New Zealand elected its third Jewish prime minster and its first conservative government in nearly a decade on Saturday, ending the rule of one of the world's longest serving elected woman.
John Key, a 47-year-old multimillionaire, former foreign currency trader, son of an Austrian Jewish woman and leader of the conservative national party, swept easily to power.
Key promised to be a moderate amid fears some of the country's policies on global warming and indigenous people could be rolled back.
Voters on Saturday elected Key to lead them through a recession worsening because of the global financial meltdown, handing long-serving Prime Minister Helen Clark and her central-left Labour Party a crushing defeat.
Key said Sunday he hoped his National Party and coalition partners would be sworn into government within about a week so he can attend the Asia Pacific Economic Cooperation summit of Pacific Rim leaders in Peru on Nov. 22-23. The financial crisis will top the summit agenda.
In nine years in power, Clark helped build New Zealand's reputation as one of the world's greenest and most socially progressive societies, based around the South Pacific nation's rugged "Lord of the Rings" landscape and strong indigenous Maori culture.
Key campaigned as a moderate, but his policies include plans to eventually abolish special parliamentary seats for Maori and making the country's greenhouse gas emission trading scheme more favorable to business.
On Sunday, he promised to follow through on tax cuts and pro-business, tough-on-crime policies that include registering the DNA of any suspect arrested for an imprisonable crime.
"I don't believe we need to be radical," Key told the TV One network in one of a round of media appearances Sunday. "I've made it quite clear I want to run a center-right government, a moderate government."
Key says the economy, dependent on farming exports and tourism, is the top priority, and that the worldwide downturn will mean a "tough road ahead" for New Zealand.

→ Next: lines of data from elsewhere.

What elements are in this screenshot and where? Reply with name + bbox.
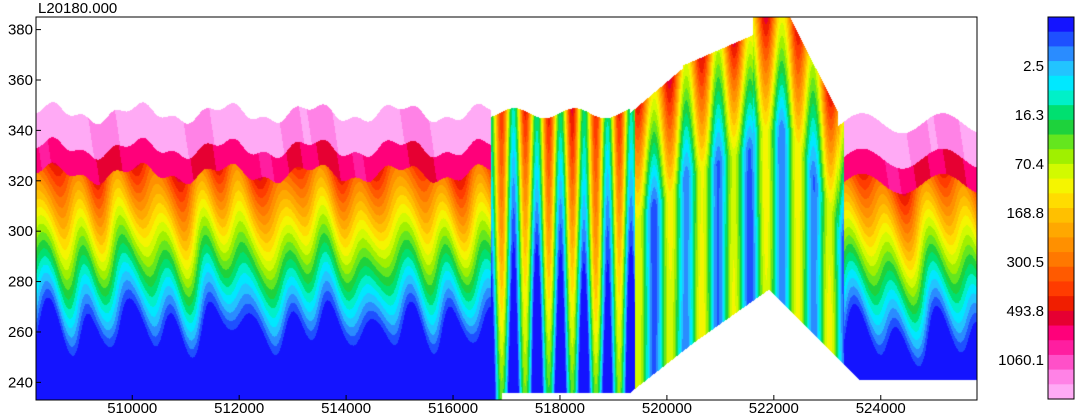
colorbar-swatch [1048, 163, 1074, 180]
colorbar-swatch [1048, 208, 1074, 224]
y-tick-label: 340 [8, 122, 33, 139]
colorbar-swatch [1048, 105, 1074, 121]
x-tick-label: 518000 [535, 400, 585, 414]
colorbar-swatch [1048, 310, 1074, 327]
x-tick-label: 512000 [214, 400, 264, 414]
colorbar-label: 300.5 [1006, 254, 1044, 271]
x-tick-label: 524000 [856, 400, 906, 414]
x-tick-label: 522000 [749, 400, 799, 414]
y-tick-label: 260 [8, 324, 33, 341]
colorbar-swatch [1048, 75, 1074, 92]
colorbar-swatch [1048, 281, 1074, 297]
colorbar-swatch [1048, 325, 1074, 341]
colorbar-swatch [1048, 266, 1074, 283]
colorbar-label: 70.4 [1015, 156, 1044, 173]
colorbar-swatch [1048, 61, 1074, 77]
colorbar-swatch [1048, 237, 1074, 253]
y-tick-label: 280 [8, 274, 33, 291]
colorbar-label: 493.8 [1006, 303, 1044, 320]
x-tick-label: 516000 [428, 400, 478, 414]
colorbar-label: 168.8 [1006, 205, 1044, 222]
x-axis: 510000 512000 514000 516000 518000 520000 5220… [107, 395, 906, 414]
y-tick-label: 300 [8, 223, 33, 240]
colorbar-swatch [1048, 384, 1074, 400]
colorbar-label: 1060.1 [998, 352, 1044, 369]
heatmap-surface [36, 17, 977, 400]
y-tick-label: 240 [8, 374, 33, 391]
colorbar-swatch [1048, 369, 1074, 385]
colorbar-label: 16.3 [1015, 107, 1044, 124]
y-tick-label: 380 [8, 22, 33, 39]
colorbar-swatch [1048, 354, 1074, 371]
colorbar-swatch [1048, 222, 1074, 238]
colorbar-swatch [1048, 340, 1074, 356]
chart-title: L20180.000 [38, 0, 117, 17]
colorbar-swatch [1048, 252, 1074, 268]
y-tick-label: 320 [8, 173, 33, 190]
colorbar-swatch [1048, 178, 1074, 194]
y-axis: 240 260 280 300 320 340 360 380 [8, 22, 41, 391]
y-tick-label: 360 [8, 72, 33, 89]
colorbar-swatch [1048, 46, 1074, 62]
colorbar-label: 2.5 [1023, 58, 1044, 75]
colorbar-swatch [1048, 134, 1074, 150]
colorbar-frame [1047, 16, 1075, 400]
x-tick-label: 510000 [107, 400, 157, 414]
colorbar-swatch [1048, 90, 1074, 106]
colorbar-swatch [1048, 31, 1074, 47]
colorbar-swatch [1048, 149, 1074, 165]
colorbar-swatch [1048, 193, 1074, 209]
x-tick-label: 514000 [321, 400, 371, 414]
plot-frame [35, 16, 978, 401]
x-tick-label: 520000 [642, 400, 692, 414]
colorbar-swatch [1048, 119, 1074, 136]
colorbar-swatch [1048, 296, 1074, 312]
colorbar-swatch [1048, 17, 1074, 33]
colorbar: 2.5 16.3 70.4 168.8 300.5 493.8 1060.1 [998, 16, 1075, 400]
heatmap-image [36, 17, 977, 400]
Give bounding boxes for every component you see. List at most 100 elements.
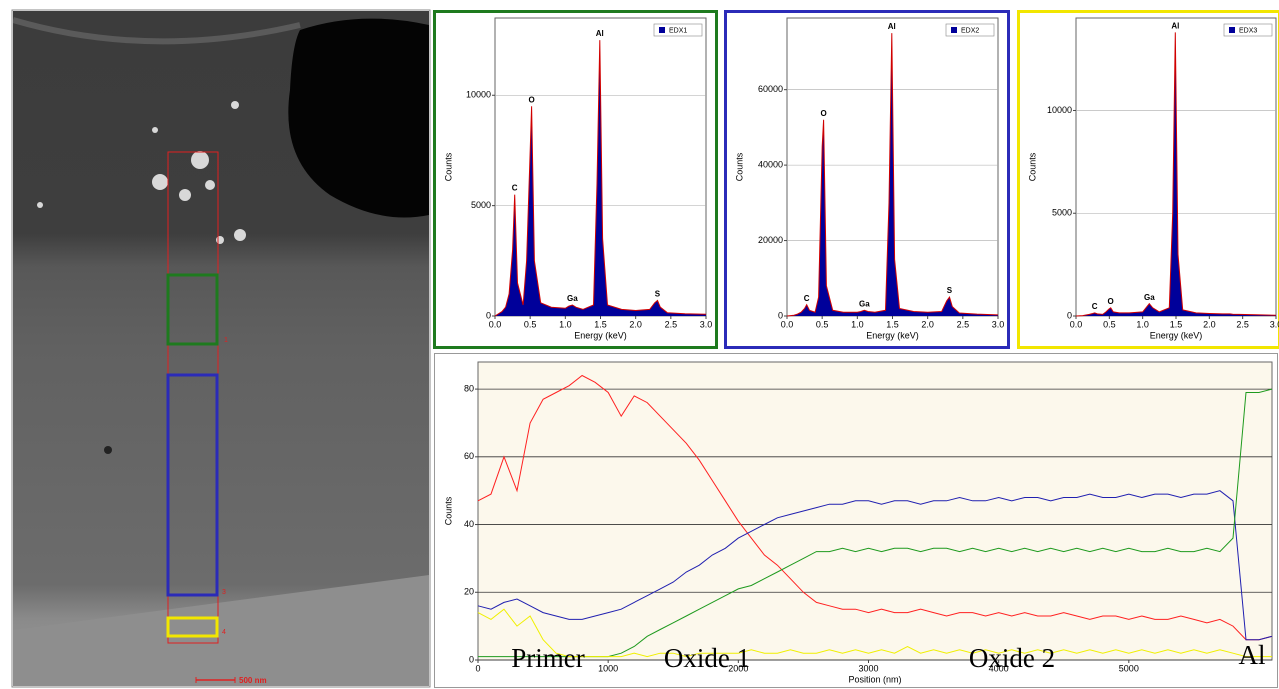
peak-label: S [947, 286, 953, 295]
profile-line [477, 490, 1273, 641]
image-frame [11, 9, 431, 688]
y-axis-title: Counts [1027, 152, 1037, 181]
x-tick-label: 5000 [1119, 663, 1139, 673]
box-edx1 [166, 273, 219, 346]
spectrum-area [787, 33, 998, 316]
profile-line [477, 374, 1273, 641]
legend-swatch [951, 27, 957, 33]
x-tick-label: 2.0 [921, 319, 934, 329]
legend-box [945, 23, 995, 37]
void [288, 18, 429, 218]
peak-label: C [804, 294, 810, 303]
x-tick-label: 2.0 [1203, 319, 1216, 329]
y-tick-label: 5000 [471, 200, 491, 210]
y-tick-label: 0 [486, 310, 491, 320]
spectrum-line [786, 33, 999, 317]
y-tick-label: 60 [464, 451, 474, 461]
edge [13, 17, 301, 45]
region-label: Al [1239, 640, 1266, 670]
peak-label: O [1108, 297, 1114, 306]
peak-label: Al [596, 29, 604, 38]
box-edx3 [166, 616, 219, 638]
peak-label: C [1092, 302, 1098, 311]
particles [37, 101, 246, 454]
y-axis-title: Counts [734, 152, 744, 181]
legend-label: EDX2 [961, 27, 979, 34]
substrate [13, 575, 429, 686]
spectrum-line [1075, 32, 1277, 317]
x-tick-label: 0.0 [781, 319, 794, 329]
legend-label: EDX1 [669, 27, 687, 34]
x-tick-label: 4000 [989, 663, 1009, 673]
y-tick-label: 80 [464, 383, 474, 393]
box-label: 3 [222, 589, 226, 596]
y-tick-label: 60000 [758, 84, 783, 94]
y-tick-label: 0 [778, 310, 783, 320]
x-axis-title: Position (nm) [848, 674, 901, 684]
y-tick-label: 10000 [1047, 105, 1072, 115]
y-tick-label: 5000 [1052, 208, 1072, 218]
peak-label: Al [1171, 21, 1179, 30]
box-label: 4 [222, 629, 226, 636]
y-tick-label: 0 [469, 654, 474, 664]
y-tick-label: 20000 [758, 235, 783, 245]
x-tick-label: 1.5 [886, 319, 899, 329]
legend-box [653, 23, 703, 37]
peak-label: C [512, 184, 518, 193]
peak-label: Ga [567, 294, 578, 303]
y-tick-label: 40 [464, 519, 474, 529]
x-tick-label: 0.0 [1070, 319, 1083, 329]
x-axis-title: Energy (keV) [574, 330, 627, 340]
x-tick-label: 3.0 [992, 319, 1005, 329]
peak-label: Ga [859, 299, 870, 308]
x-tick-label: 1.5 [594, 319, 607, 329]
micrograph: 500 nm [13, 11, 429, 686]
y-axis-title: Counts [443, 496, 453, 525]
y-tick-label: 20 [464, 587, 474, 597]
x-tick-label: 1.0 [559, 319, 572, 329]
legend-swatch [659, 27, 665, 33]
spectrum-line [494, 40, 707, 317]
spectrum-area [1076, 32, 1276, 317]
x-axis-title: Energy (keV) [866, 330, 919, 340]
peak-label: O [820, 109, 826, 118]
profile-line [477, 608, 1272, 658]
scale-bar-label: 500 nm [239, 676, 267, 685]
legend-label: EDX3 [1239, 27, 1257, 34]
x-tick-label: 0.5 [1103, 319, 1116, 329]
x-tick-label: 1.0 [851, 319, 864, 329]
spectrum-area [495, 40, 706, 316]
x-tick-label: 1.0 [1136, 319, 1149, 329]
peak-label: Ga [1144, 293, 1155, 302]
x-tick-label: 3.0 [700, 319, 713, 329]
x-tick-label: 2.5 [1236, 319, 1249, 329]
x-tick-label: 0.5 [816, 319, 829, 329]
x-tick-label: 3.0 [1270, 319, 1279, 329]
peak-label: S [655, 290, 661, 299]
peak-label: Al [888, 22, 896, 31]
box-edx2 [166, 373, 219, 597]
x-tick-label: 0 [475, 663, 480, 673]
x-axis-title: Energy (keV) [1150, 330, 1203, 340]
x-tick-label: 2.5 [957, 319, 970, 329]
x-tick-label: 2000 [728, 663, 748, 673]
x-tick-label: 2.5 [665, 319, 678, 329]
x-tick-label: 2.0 [629, 319, 642, 329]
legend-box [1223, 23, 1273, 37]
x-tick-label: 1.5 [1170, 319, 1183, 329]
region-label: Primer [511, 643, 585, 673]
region-label: Oxide 2 [969, 643, 1055, 673]
x-tick-label: 0.0 [489, 319, 502, 329]
y-tick-label: 40000 [758, 159, 783, 169]
box-label: 1 [224, 337, 228, 344]
plot-area [477, 361, 1273, 661]
profile-line [478, 388, 1273, 658]
x-tick-label: 0.5 [524, 319, 537, 329]
x-tick-label: 1000 [598, 663, 618, 673]
region-label: Oxide 1 [664, 643, 750, 673]
y-tick-label: 0 [1067, 310, 1072, 320]
y-axis-title: Counts [443, 152, 453, 181]
x-tick-label: 3000 [858, 663, 878, 673]
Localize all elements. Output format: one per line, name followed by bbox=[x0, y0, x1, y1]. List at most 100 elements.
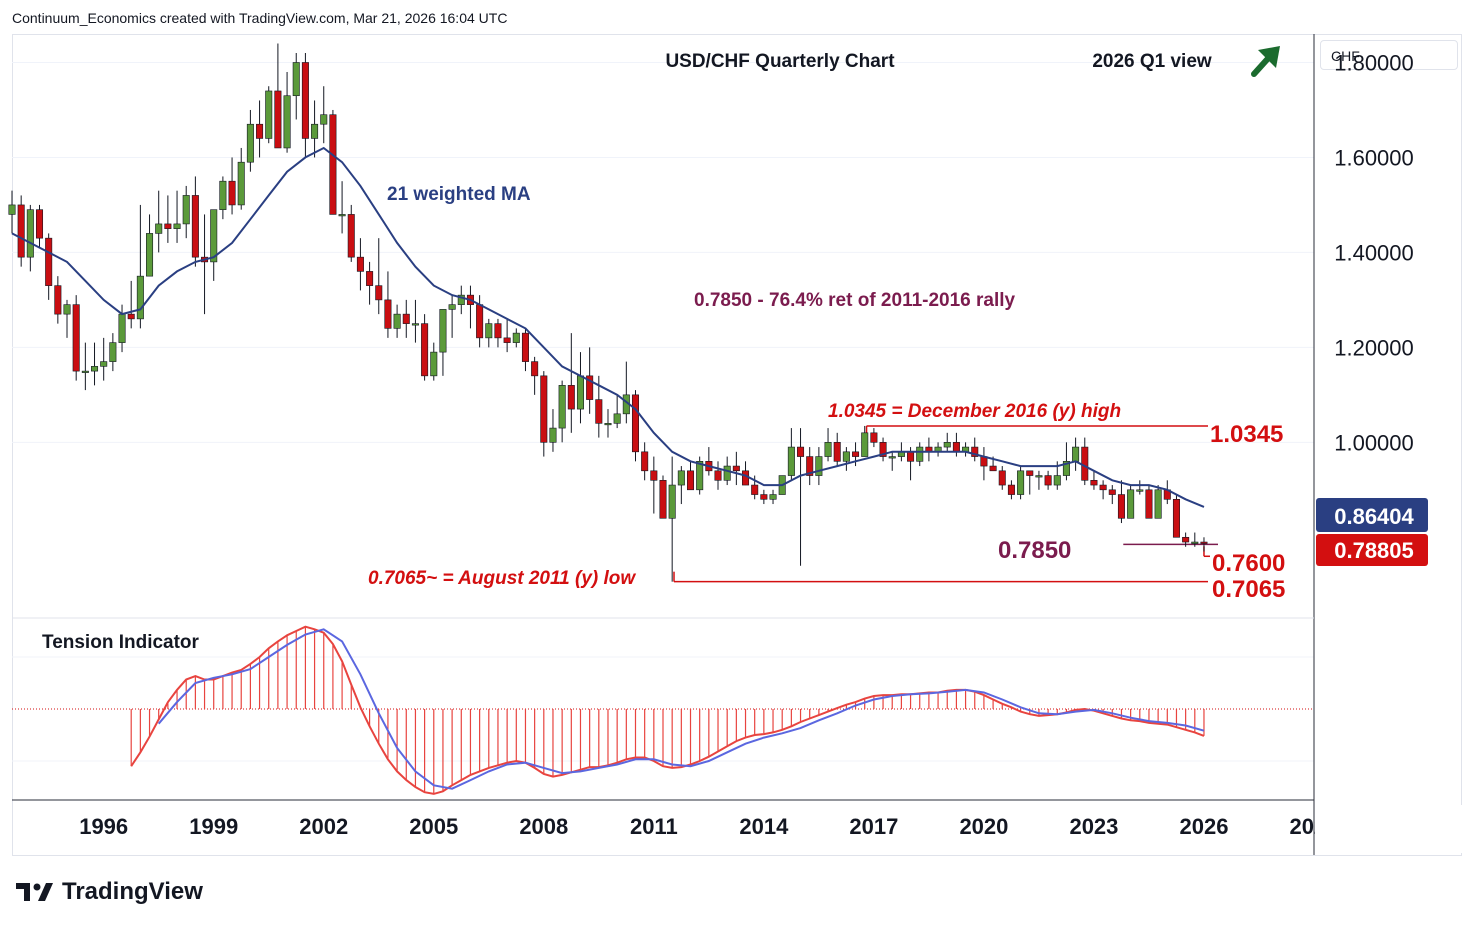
candle bbox=[237, 147, 245, 210]
candle bbox=[1136, 480, 1144, 495]
candle bbox=[567, 333, 575, 433]
last-price-badge: 0.78805 bbox=[1316, 534, 1428, 566]
candle bbox=[925, 437, 933, 462]
candle bbox=[1163, 480, 1171, 505]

He has promised to establish a "razor gang" to review and trim departmental budgets, and spending for infrastructure such as Internet broadband, and to make it easier for other big private-sector projects to go ahead.
"New Zealand voters took a major swing to the right yesterday," the Sunday Star Times newspaper said on its front page, calling Key's reform plans "major and controversial."
National's win was emphatic, but under New Zealand's proportional voting system Key requires minority party support to get a majority in the 122-seat Parliament.
Key's small party allies include the rightist ACT that wants to slash taxes, reduce public services and privatize state-owned enterprises, but also the United Future Party that says it will rein in ACT's hard-right tendencies.
"The last thing New Zealand needs now with a new government is an outburst of extremism," United Future Party leader Peter Dunne said.
Key also hopes to win support from the Maori Party, which represents the 15 percent indigenous minority in the nation of 4.3 million and won five seats in Parliament. Some pre-election opinion polls indicated Maori could hold the balance of power, but that did not occur.
Clark announced she would quit as Labour leader, effectively ending her 15 years in the public eye, though she will remain in Parliament as a backbencher.
She congratulated Key on his win, but said she had one fear: that all her government had worked to put in place might "go up in flames on the bonfire of right-wing politics."
Foreign affairs and trade policies are unlikely to change much under Key - including the long-standing ban on nuclear-powered ships entering New Zealand ports that has rankled Washington.
New Zealand's small number of troops doing reconstruction work in Afghanistan will remain. New Zealand has no troops in Iraq.